In a study, published in the August issue of the journal Cellular Microbiology, researchers report the discovery of a protein called A. phagocytophilum invasion protein A, or AipA, found on the surface of the bacterium. It is a key player in mammalian cell invasion. They identified the specific region of this protein that is necessary for infection.

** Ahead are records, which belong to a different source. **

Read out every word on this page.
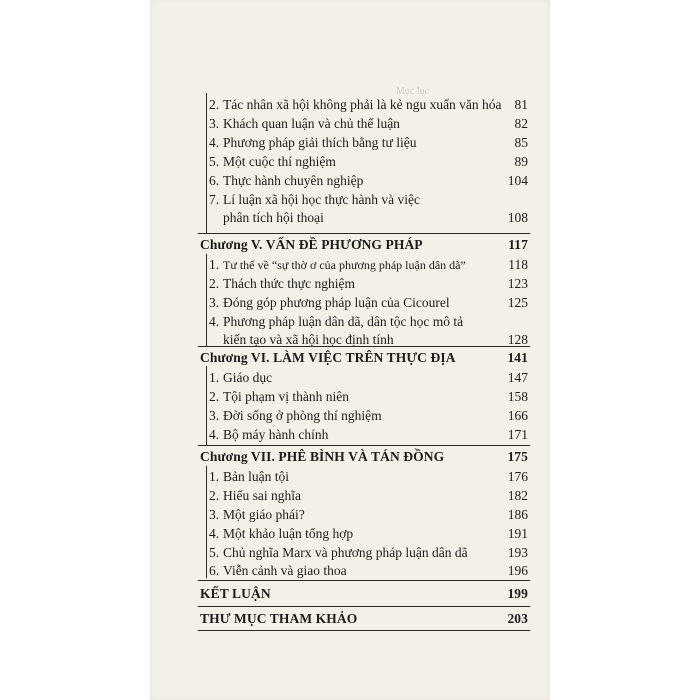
Mục lục
2. Tác nhân xã hội không phải là kẻ ngu xuẩn văn hóa 81
3. Khách quan luận và chủ thể luận	82
4. Phương pháp giải thích bằng tư liệu	85
5. Một cuộc thí nghiệm	89
6. Thực hành chuyên nghiệp	104
7. Lí luận xã hội học thực hành và việc
phân tích hội thoại	108
Chương V. VẤN ĐỀ PHƯƠNG PHÁP	117
1. Tư thế về “sự thờ ơ của phương pháp luận dân dã”	118
2. Thách thức thực nghiệm	123
3. Đóng góp phương pháp luận của Cicourel	125
4. Phương pháp luận dân dã, dân tộc học mô tả
kiến tạo và xã hội học định tính	128
Chương VI. LÀM VIỆC TRÊN THỰC ĐỊA	141
1. Giáo dục	147
2. Tội phạm vị thành niên	158
3. Đời sống ở phòng thí nghiệm	166
4. Bộ máy hành chính	171
Chương VII. PHÊ BÌNH VÀ TÁN ĐỒNG	175
1. Bản luận tội	176
2. Hiểu sai nghĩa	182
3. Một giáo phái?	186
4. Một khảo luận tổng hợp	191
5. Chủ nghĩa Marx và phương pháp luận dân dã	193
6. Viễn cảnh và giao thoa	196
KẾT LUẬN	199
THƯ MỤC THAM KHẢO	203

Further, they discovered that AipA works together with two other previously identified A. phagocytophilum surface proteins, OmpA and Asp14, to enable the pathogen to optimally invade host cells.
“This is an important finding because it highlights that pathogens use cooperative, even redundant mechanisms to invade host cells,” says lead investigator Jason A. Carlyon, PhD, associate professor and a George and Lavinia Blick Scholar in the Department of Microbiology and Immunologyin the VCU School of Medicine.
“Based on these findings, an effective preventive or therapeutic approach would be best achieved by targeting all three factors, rather than just one. Our research is a promising lead towards vaccine development against granulocytic anaplasmosisand is a blueprint for developing prophylactic and therapeutic approaches against pathogens that use multiple surface proteins to infect,” he says.
“Furthermore, we have determined that humans and animals make antibodies against AipA, OmpA, and Asp14 during granulocytic anaplasmosis, which means they could be used to develop effective diagnostic tests for the disease.”
Carlyon is working with Richard T. Marconi, PhD, professor of microbiology and immunology in the VCU School of Medicine, to translate these findings into a vaccine against granulocytic anaplasmosis. A patent application has been filed and the technology is available for licensure.
This study builds on previously published work from the Carlyon lab. In 2012 and 2013, the team identified OmpA and Asp14, and determined that they worked together to promote A. phagocytophilum infection. But, at that time, they also determined that a piece of the puzzle was missing.
“While using antibodies to target both did significantly reduce infection of host cells, the blocking was incomplete. This suggested to us the involvement of at least one additional Anaplasma protein, which, in this study, we identified as AipA,” Carlyon says.
Next, the team will identify the key regions necessary for infection for surface proteins, OmpA and Asp14, and then validate whether targeting the regions of all three proteins prevents infection using a mouse model. According to Carlyon, the information could be used to develop a “trifecta vaccine” to target the relevant regions of the three proteins, and thereby provide effective protection against infection.
The findings are highlighted as the Editor’s Choice in the August print issue of the journal Cellular Microbiology.
The study, titled “Anaplasma phagocytophilum surface protein AipA mediates invasion of mammalian host cells,” appeared online on April 3.
Carlyon collaborated with researchers from VCU, University of California at Davis and Yale University.
This work was supported by the National Institutes of Health grants R01 AI072683, R01 AI67830, and R01 AI141440; and the United States Department of Commerce Economic Development Administration. The VCU Flow Cytometry and Imaging Shared Resource Facility is supported in part by funding from NIH-NCI Cancer Center support grant 5P30 CA016059.